«Les monarchies meurent du favoritisme. Les démocraties ont le leur. Il se nomme démagogie. Et elles en meurent aussi.» (Jacques de Lacretelle)
Il est vrai que dans toutes les sociétés démocratiques, la liberté d’expression est un bien précieux, un marqueur de vivacité de la vie démocratique.
La démocratie se nourrit elle-même de la liberté d’expression. Mais force est de constater, que le débat autour de la volonté ou non du président Macky Sall à tenir son engagement de réduire le mandat présidentiel à 5 ans, a pris une tournure tout à fait excitante. En effet, journalistes, citoyens, juristes et hommes politiques de tout bord, se sont prononcés sur la décision du président, prise lors des vœux présidentiels à la nation, de solliciter, conformément à la Constitution, l’avis du Conseil constitutionnel.
L’article 51 de la Constitution, stipule : «Le président de la République peut, après avoir recueilli l’avis du président de l’Assemblée nationale et du Conseil constitutionnel, soumettre tout projet de loi constitutionnelle au referendum.» Je m’étais interdit de ne point entrer dans ce «débat de juriste», ni d’apporter une contradiction au Professeur Ismaïla Madior Fall. En effet, le Professeur Ismaïla Madior Fall, sans doute victime de crampes mentales, déclara : «Le président de la République est obligé de suivre l’avis du Conseil constitutionnel quel qu’il soit…» Le tollé qui s’en est suivi, ainsi que les pertinentes réponses apportées çà et là par la quasi totalité de la communauté juridique, suffissent amplement.
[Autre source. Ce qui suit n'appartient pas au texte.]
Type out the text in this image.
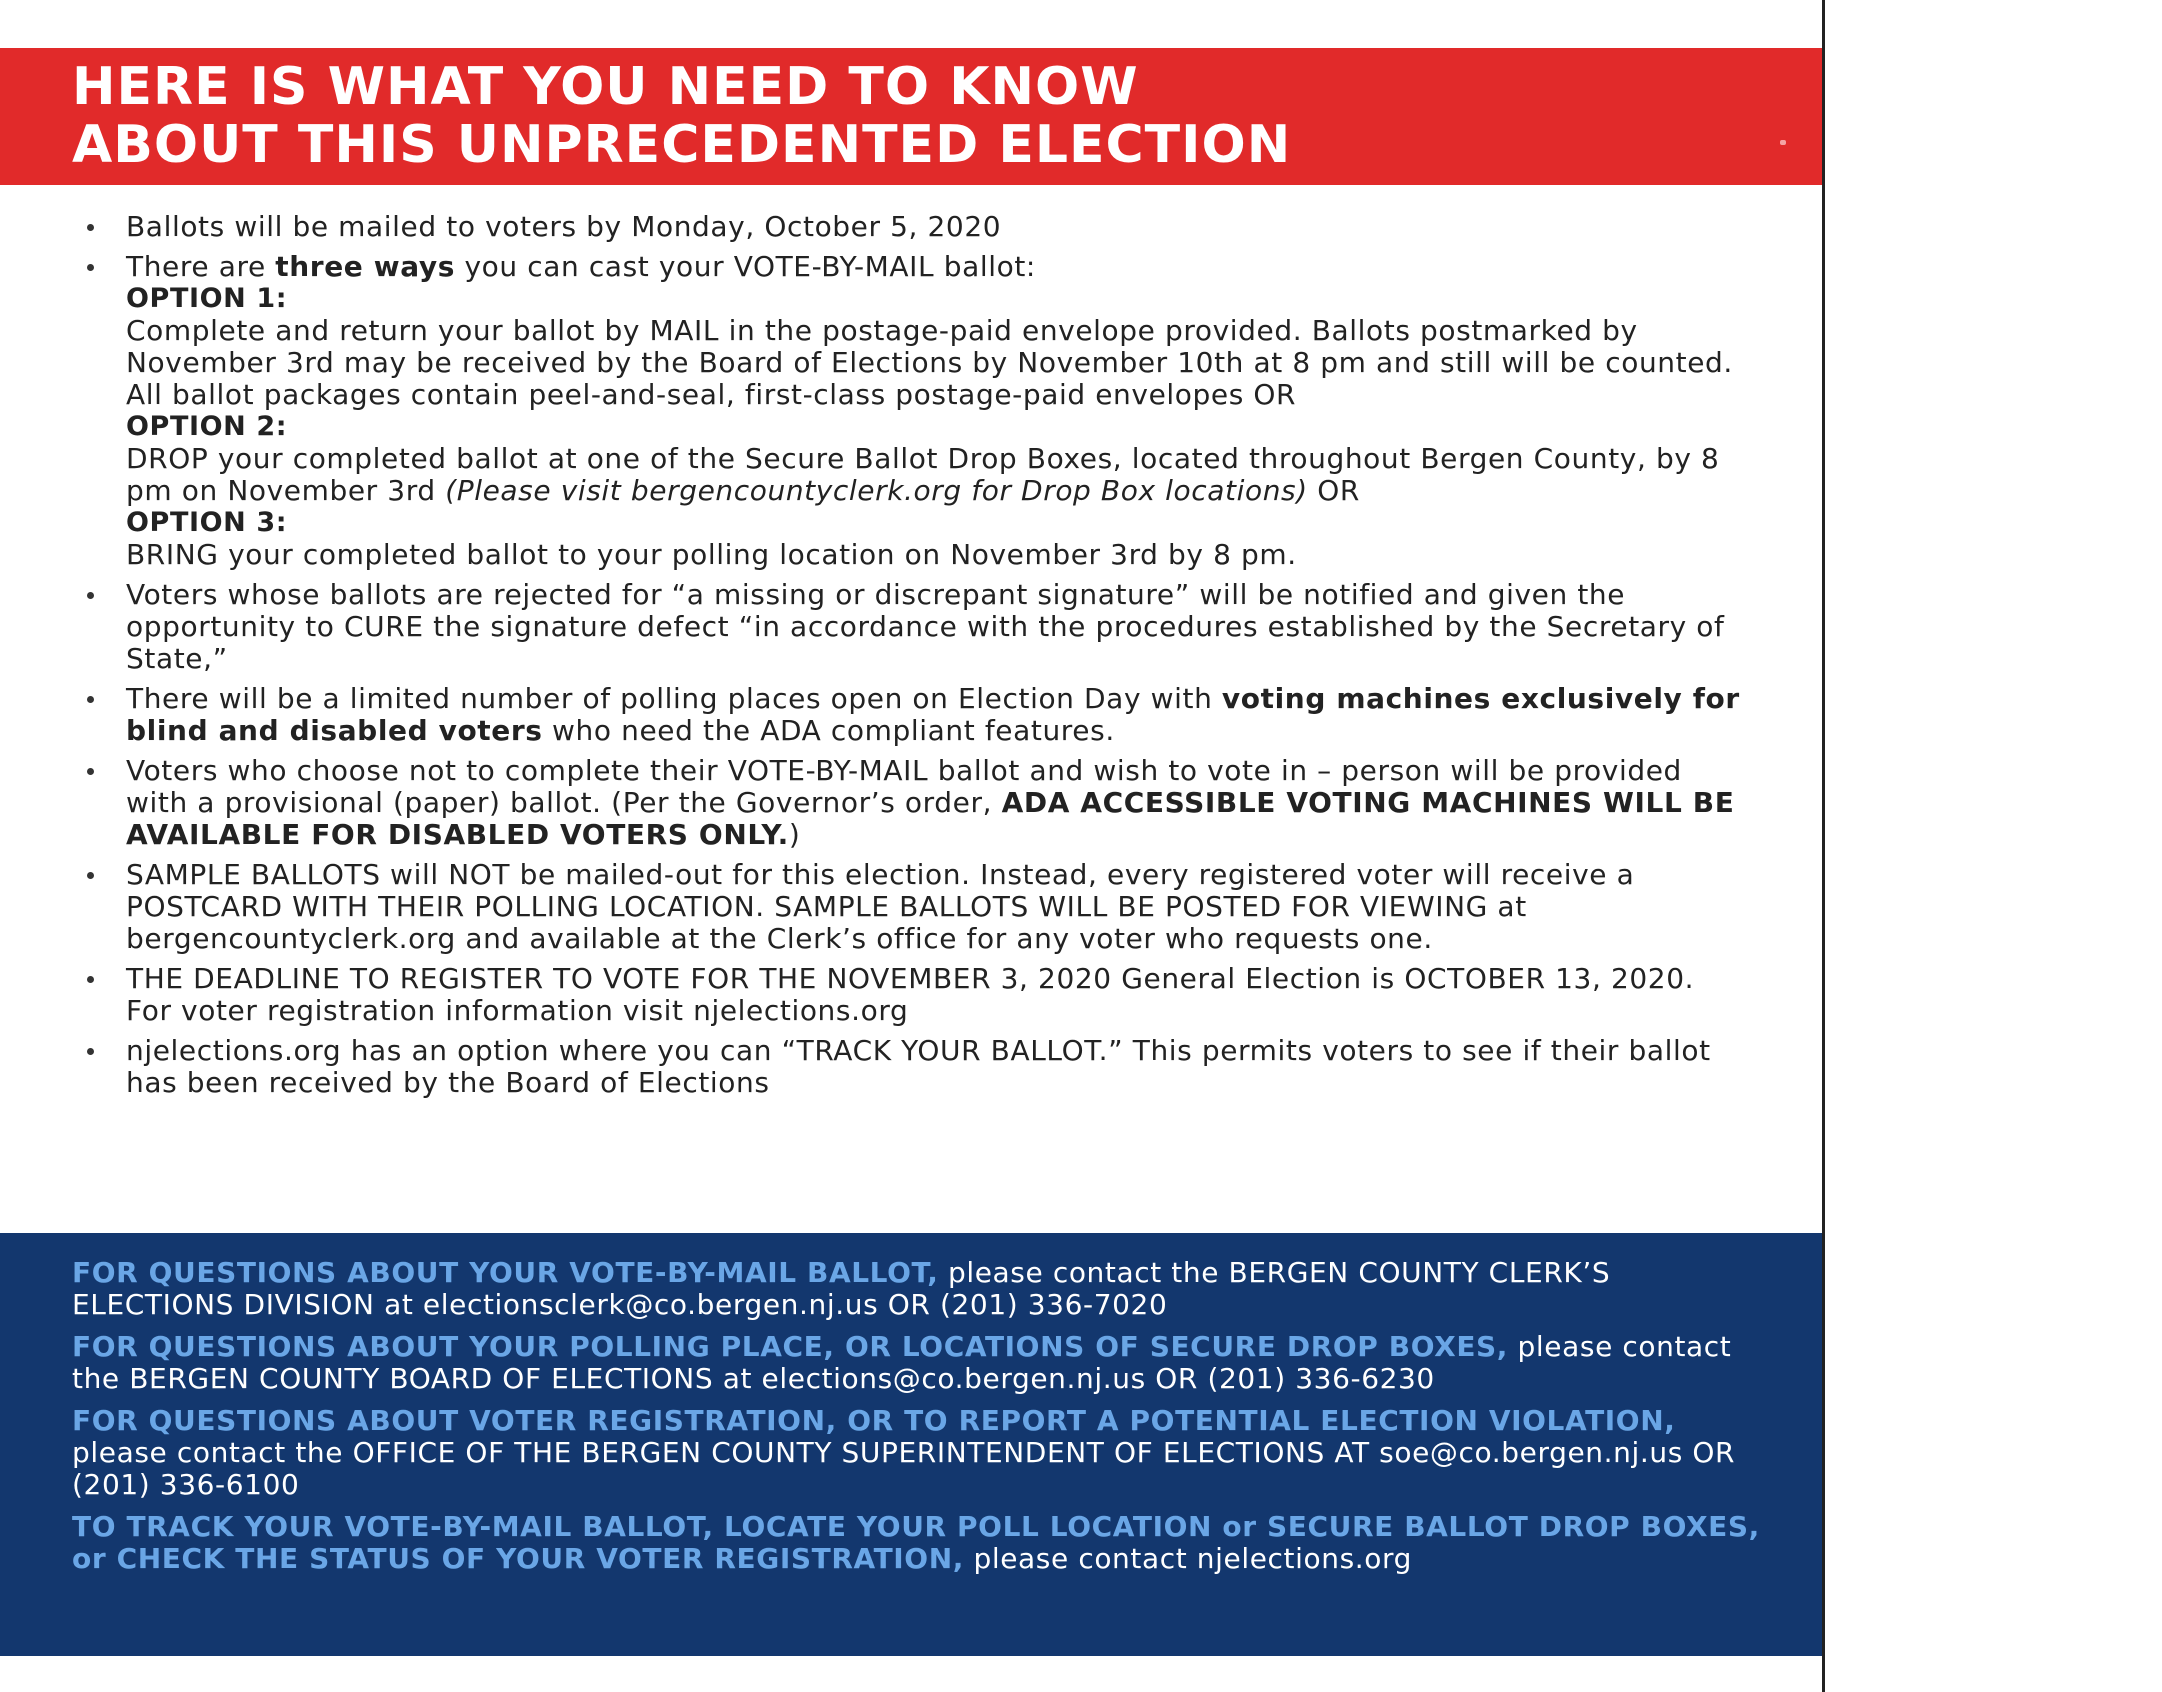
HERE IS WHAT YOU NEED TO KNOW
ABOUT THIS UNPRECEDENTED ELECTION

Ballots will be mailed to voters by Monday, October 5, 2020

There are three ways you can cast your VOTE-BY-MAIL ballot:

OPTION 1:

Complete and return your ballot by MAIL in the postage-paid envelope provided. Ballots postmarked by November 3rd may be received by the Board of Elections by November 10th at 8 pm and still will be counted. All ballot packages contain peel-and-seal, first-class postage-paid envelopes OR

OPTION 2:

DROP your completed ballot at one of the Secure Ballot Drop Boxes, located throughout Bergen County, by 8 pm on November 3rd (Please visit bergencountyclerk.org for Drop Box locations) OR

OPTION 3:

BRING your completed ballot to your polling location on November 3rd by 8 pm.

Voters whose ballots are rejected for “a missing or discrepant signature” will be notified and given the opportunity to CURE the signature defect “in accordance with the procedures established by the Secretary of State,”

There will be a limited number of polling places open on Election Day with voting machines exclusively for blind and disabled voters who need the ADA compliant features.

Voters who choose not to complete their VOTE-BY-MAIL ballot and wish to vote in – person will be provided with a provisional (paper) ballot. (Per the Governor’s order, ADA ACCESSIBLE VOTING MACHINES WILL BE AVAILABLE FOR DISABLED VOTERS ONLY.)

SAMPLE BALLOTS will NOT be mailed-out for this election. Instead, every registered voter will receive a POSTCARD WITH THEIR POLLING LOCATION. SAMPLE BALLOTS WILL BE POSTED FOR VIEWING at bergencountyclerk.org and available at the Clerk’s office for any voter who requests one.

THE DEADLINE TO REGISTER TO VOTE FOR THE NOVEMBER 3, 2020 General Election is OCTOBER 13, 2020. For voter registration information visit njelections.org

njelections.org has an option where you can “TRACK YOUR BALLOT.” This permits voters to see if their ballot has been received by the Board of Elections

FOR QUESTIONS ABOUT YOUR VOTE-BY-MAIL BALLOT, please contact the BERGEN COUNTY CLERK’S ELECTIONS DIVISION at electionsclerk@co.bergen.nj.us OR (201) 336-7020

FOR QUESTIONS ABOUT YOUR POLLING PLACE, OR LOCATIONS OF SECURE DROP BOXES, please contact the BERGEN COUNTY BOARD OF ELECTIONS at elections@co.bergen.nj.us OR (201) 336-6230

FOR QUESTIONS ABOUT VOTER REGISTRATION, OR TO REPORT A POTENTIAL ELECTION VIOLATION, please contact the OFFICE OF THE BERGEN COUNTY SUPERINTENDENT OF ELECTIONS AT soe@co.bergen.nj.us OR (201) 336-6100

TO TRACK YOUR VOTE-BY-MAIL BALLOT, LOCATE YOUR POLL LOCATION or SECURE BALLOT DROP BOXES, or CHECK THE STATUS OF YOUR VOTER REGISTRATION, please contact njelections.org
La position et la posture du Professeur Ismaïla Madior Fall, devenu subitement un politicien masqué, m’ont d’autant plus convaincu dans ma décision. De plus, j’ai toujours, assimilé le Professeur Ismaïla Madior Fall comme un multirécidiviste notoire en la matière. Car il a l’art et la manière de sortir des débilités que même un étudiant de première année de Droit n’ose dire. Toujours est-il que, dans sa tentative d’enfumage, le Professeur attitré du régime, artisan de toutes les réformettes de nos institutions, dont la dernière et triste œuvre reste l’Acte 3 de la Décentralisation, venu ajouter des feuilles au «mille-feuille administratif» existant, signe mordicus que le président de la République «est obligé de suivre l’avis» consultatif du Conseil constitutionnel. Et pour étayer son propos, il enfonça le clou, en déclarant : «On n’est pas dans le cadre d’un organisme consultatif, mais plutôt dans le cadre d’une juridiction.»
Cet argumentaire du Professeur Ismaïla Madior Fall est totalement fallacieux et dénoué de tout fondement, pour la simple raison que le Conseil constitutionnel a deux fonctions : Une fonction juridictionnelle et une fonction consultative. En vertu de l’article 51 de la Constitution, «le président de la République, peut, après avoir recueilli l’avis du président de l’Assemblée nationale et du Conseil constitutionnel, soumettre tout projet de loi constitutionnelle au référendum.» En l’espèce, l’article 51 de la Constitution précité ne nous parle pas de «décision», mais «d’avis». De ce fait, nous sommes indéniablement dans le cadre de la compétence consultative du Conseil constitutionnel et non dans sa fonction juridictionnelle, contrairement à ce que le Professeur Ismaïla Madior Fall voudrait nous faire croire. Et dans le cadre le cadre de la compétence consultative, les avis du Conseil constitutionnel ne lient en aucune manière le président de la République. En d’autres termes, aucune disposition de la Constitution n’impose au président de la République de suivre un avis consultatif du juge constitutionnel.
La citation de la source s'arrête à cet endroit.